Het onderzoek van de Universiteit van Tilburg heeft als specifieke achtergrond en context de Governancebrief van 7 juli 2005 (kamerstuk 30 183, nr. 1). Daarin meldde ik u dat op dat moment onderzoek werd gedaan naar mogelijke harmonisatie van in ieder geval de WPO, WEC, WVO en de WEB. Centraal in het onderzoek stond de vraag of deze wetten adequaat op elkaar zijn afgestemd, of er geen nodeloze versplintering is en of er geen andere complicaties zijn die bijvoorbeeld de doorlopende leerlijnen nadelig beïnvloeden.

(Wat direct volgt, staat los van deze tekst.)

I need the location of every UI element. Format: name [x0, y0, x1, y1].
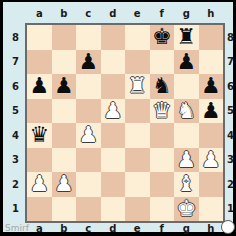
file-labels-bottom: abcdefgh: [27, 222, 223, 234]
board-frame: abcdefgh abcdefgh 87654321 87654321 Smir…: [3, 2, 233, 232]
chess-board: ♚♜♟♟♟♟♜♞♟♟♛♞♟♛♟♟♟♟♟♝♚: [25, 23, 225, 223]
white-knight[interactable]: ♞: [176, 99, 196, 124]
white-pawn[interactable]: ♟: [29, 172, 49, 197]
file-label-b: b: [52, 4, 77, 23]
square-a8[interactable]: [27, 25, 52, 50]
square-f4[interactable]: [150, 123, 175, 148]
square-f5[interactable]: ♛: [150, 99, 175, 124]
square-h2[interactable]: [199, 172, 224, 197]
square-h7[interactable]: [199, 50, 224, 75]
white-pawn[interactable]: ♟: [201, 148, 221, 173]
file-label-c: c: [76, 222, 101, 234]
black-rook[interactable]: ♜: [176, 25, 196, 50]
white-pawn[interactable]: ♟: [54, 172, 74, 197]
square-d6[interactable]: [101, 74, 126, 99]
square-d7[interactable]: [101, 50, 126, 75]
file-label-h: h: [199, 4, 224, 23]
square-g6[interactable]: [174, 74, 199, 99]
black-pawn[interactable]: ♟: [201, 99, 221, 124]
rank-label-5: 5: [225, 99, 236, 124]
square-a7[interactable]: [27, 50, 52, 75]
square-h6[interactable]: ♟: [199, 74, 224, 99]
file-label-f: f: [150, 4, 175, 23]
square-b2[interactable]: ♟: [52, 172, 77, 197]
square-a4[interactable]: ♛: [27, 123, 52, 148]
file-label-h: h: [199, 222, 224, 234]
square-c7[interactable]: ♟: [76, 50, 101, 75]
rank-label-4: 4: [225, 123, 236, 148]
file-label-a: a: [27, 222, 52, 234]
square-d3[interactable]: [101, 148, 126, 173]
square-g2[interactable]: ♝: [174, 172, 199, 197]
rank-label-3: 3: [6, 148, 25, 173]
chess-app-window: abcdefgh abcdefgh 87654321 87654321 Smir…: [0, 0, 236, 236]
square-e8[interactable]: [125, 25, 150, 50]
rank-label-8: 8: [225, 25, 236, 50]
white-pawn[interactable]: ♟: [103, 99, 123, 124]
square-g3[interactable]: ♟: [174, 148, 199, 173]
square-f7[interactable]: [150, 50, 175, 75]
rank-label-7: 7: [225, 50, 236, 75]
white-pawn[interactable]: ♟: [176, 148, 196, 173]
square-d1[interactable]: [101, 197, 126, 222]
app-watermark: Smirf: [5, 223, 29, 233]
file-label-d: d: [101, 222, 126, 234]
square-d5[interactable]: ♟: [101, 99, 126, 124]
square-e1[interactable]: [125, 197, 150, 222]
square-d8[interactable]: [101, 25, 126, 50]
rank-label-1: 1: [6, 197, 25, 222]
square-f1[interactable]: [150, 197, 175, 222]
square-h1[interactable]: [199, 197, 224, 222]
square-e2[interactable]: [125, 172, 150, 197]
file-label-a: a: [27, 4, 52, 23]
rank-label-2: 2: [6, 172, 25, 197]
square-g5[interactable]: ♞: [174, 99, 199, 124]
black-pawn[interactable]: ♟: [78, 50, 98, 75]
square-f2[interactable]: [150, 172, 175, 197]
file-label-g: g: [174, 4, 199, 23]
square-c2[interactable]: [76, 172, 101, 197]
rank-label-1: 1: [225, 197, 236, 222]
square-f8[interactable]: ♚: [150, 25, 175, 50]
rank-label-4: 4: [6, 123, 25, 148]
square-b6[interactable]: ♟: [52, 74, 77, 99]
rank-label-8: 8: [6, 25, 25, 50]
black-pawn[interactable]: ♟: [54, 74, 74, 99]
square-g4[interactable]: [174, 123, 199, 148]
square-c1[interactable]: [76, 197, 101, 222]
square-a2[interactable]: ♟: [27, 172, 52, 197]
square-b7[interactable]: [52, 50, 77, 75]
square-b8[interactable]: [52, 25, 77, 50]
rank-label-6: 6: [225, 74, 236, 99]
square-c6[interactable]: [76, 74, 101, 99]
square-b4[interactable]: [52, 123, 77, 148]
rank-label-7: 7: [6, 50, 25, 75]
white-king[interactable]: ♚: [176, 197, 196, 222]
white-to-move-indicator: [221, 220, 235, 234]
rank-label-6: 6: [6, 74, 25, 99]
square-d4[interactable]: [101, 123, 126, 148]
square-g1[interactable]: ♚: [174, 197, 199, 222]
black-pawn[interactable]: ♟: [201, 74, 221, 99]
square-g7[interactable]: ♟: [174, 50, 199, 75]
white-queen[interactable]: ♛: [152, 99, 172, 124]
square-b5[interactable]: [52, 99, 77, 124]
square-b3[interactable]: [52, 148, 77, 173]
white-pawn[interactable]: ♟: [78, 123, 98, 148]
white-bishop[interactable]: ♝: [176, 172, 196, 197]
square-a6[interactable]: ♟: [27, 74, 52, 99]
black-queen[interactable]: ♛: [29, 123, 49, 148]
rank-labels-right: 87654321: [225, 25, 236, 221]
square-h4[interactable]: [199, 123, 224, 148]
square-h3[interactable]: ♟: [199, 148, 224, 173]
square-h5[interactable]: ♟: [199, 99, 224, 124]
rank-label-2: 2: [225, 172, 236, 197]
file-label-f: f: [150, 222, 175, 234]
square-g8[interactable]: ♜: [174, 25, 199, 50]
rank-label-3: 3: [225, 148, 236, 173]
square-e5[interactable]: [125, 99, 150, 124]
rank-label-5: 5: [6, 99, 25, 124]
square-e7[interactable]: [125, 50, 150, 75]
square-h8[interactable]: [199, 25, 224, 50]
file-labels-top: abcdefgh: [27, 4, 223, 23]
black-pawn[interactable]: ♟: [176, 50, 196, 75]
file-label-e: e: [125, 222, 150, 234]
square-e6[interactable]: ♜: [125, 74, 150, 99]
square-e3[interactable]: [125, 148, 150, 173]
file-label-g: g: [174, 222, 199, 234]
square-c5[interactable]: [76, 99, 101, 124]
white-rook[interactable]: ♜: [127, 74, 147, 99]
square-f3[interactable]: [150, 148, 175, 173]
file-label-c: c: [76, 4, 101, 23]
file-label-e: e: [125, 4, 150, 23]
square-c4[interactable]: ♟: [76, 123, 101, 148]
square-a3[interactable]: [27, 148, 52, 173]
black-pawn[interactable]: ♟: [29, 74, 49, 99]
square-a5[interactable]: [27, 99, 52, 124]
black-king[interactable]: ♚: [152, 25, 172, 50]
square-b1[interactable]: [52, 197, 77, 222]
file-label-d: d: [101, 4, 126, 23]
square-f6[interactable]: ♞: [150, 74, 175, 99]
file-label-b: b: [52, 222, 77, 234]
square-d2[interactable]: [101, 172, 126, 197]
square-c8[interactable]: [76, 25, 101, 50]
square-e4[interactable]: [125, 123, 150, 148]
square-c3[interactable]: [76, 148, 101, 173]
square-a1[interactable]: [27, 197, 52, 222]
rank-labels-left: 87654321: [6, 25, 25, 221]
black-knight[interactable]: ♞: [152, 74, 172, 99]
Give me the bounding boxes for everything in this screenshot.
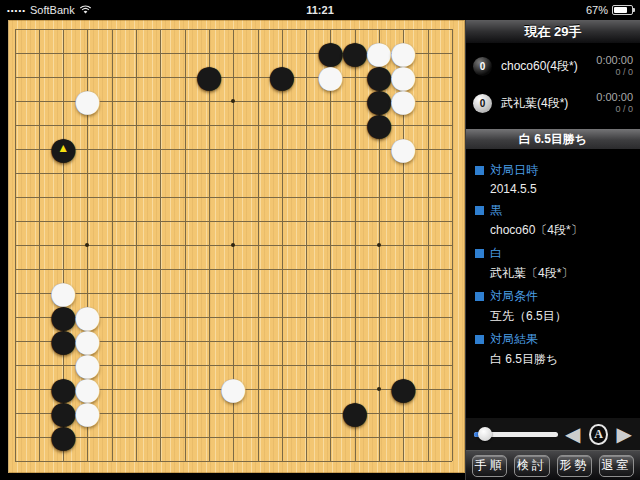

Meer ruimte bieden binnen verantwoorde kaders moet wat mij betreft vooral bijdragen aan doorlopende leerlijnen. De leerling staat centraal in het onderwijs: het gaat om zijn/haar onderwijsloopbaan.

Leerlingen zoeken hun eigen weg, soms kris-kras door het «onderwijsgebouw». Ze stuiten daarbij op hindernissen. Nu nog staan de verschillende sectoren centraal en veel minder de leerling. Harmonisering is een middel om onnodige verschillen tussen de sectoren op te heffen en ze meer op elkaar aan te laten sluiten, opdat uiteindelijk de leerling er beter van wordt. Hier ligt ook een duidelijke relatie met de problematiek van het voortijdig schoolverlaten.

Door gemeenschappelijke (dus: geharmoniseerde) onderwijsbeginselen in kaart te brengen, kunnen we het gezamenlijke, het verbindende, in beeld brengen en het ook bevorderen. Eenvoudiger regels, en meer samenhang tussen de regels, zijn een bijdrage aan vloeiender overgangen tussen sectoren.

Harmonisatie is een prachtige kans om ons denken principieel opnieuw te laten beginnen bij de leerling/deelnemer/student, los van de systematiek van de bestaande aparte sectorwetten. Van daaruit kunnen we verantwoordelijkheden benoemen, kwaliteit verankeren, op bepaalde punten afstand nemen, regels afschaffen of administratieve lasten terugdringen. Zo moeten we komen tot eenvoud en samenhang en werpen we een dam op tegen detaillering binnen de sectoren. Het enkele feit van het opnieuw «ontwerpen», vanuit zoveel mogelijk centrale vertrekpunten, en binnen één wettelijke context, heeft een grote toegevoegde waarde.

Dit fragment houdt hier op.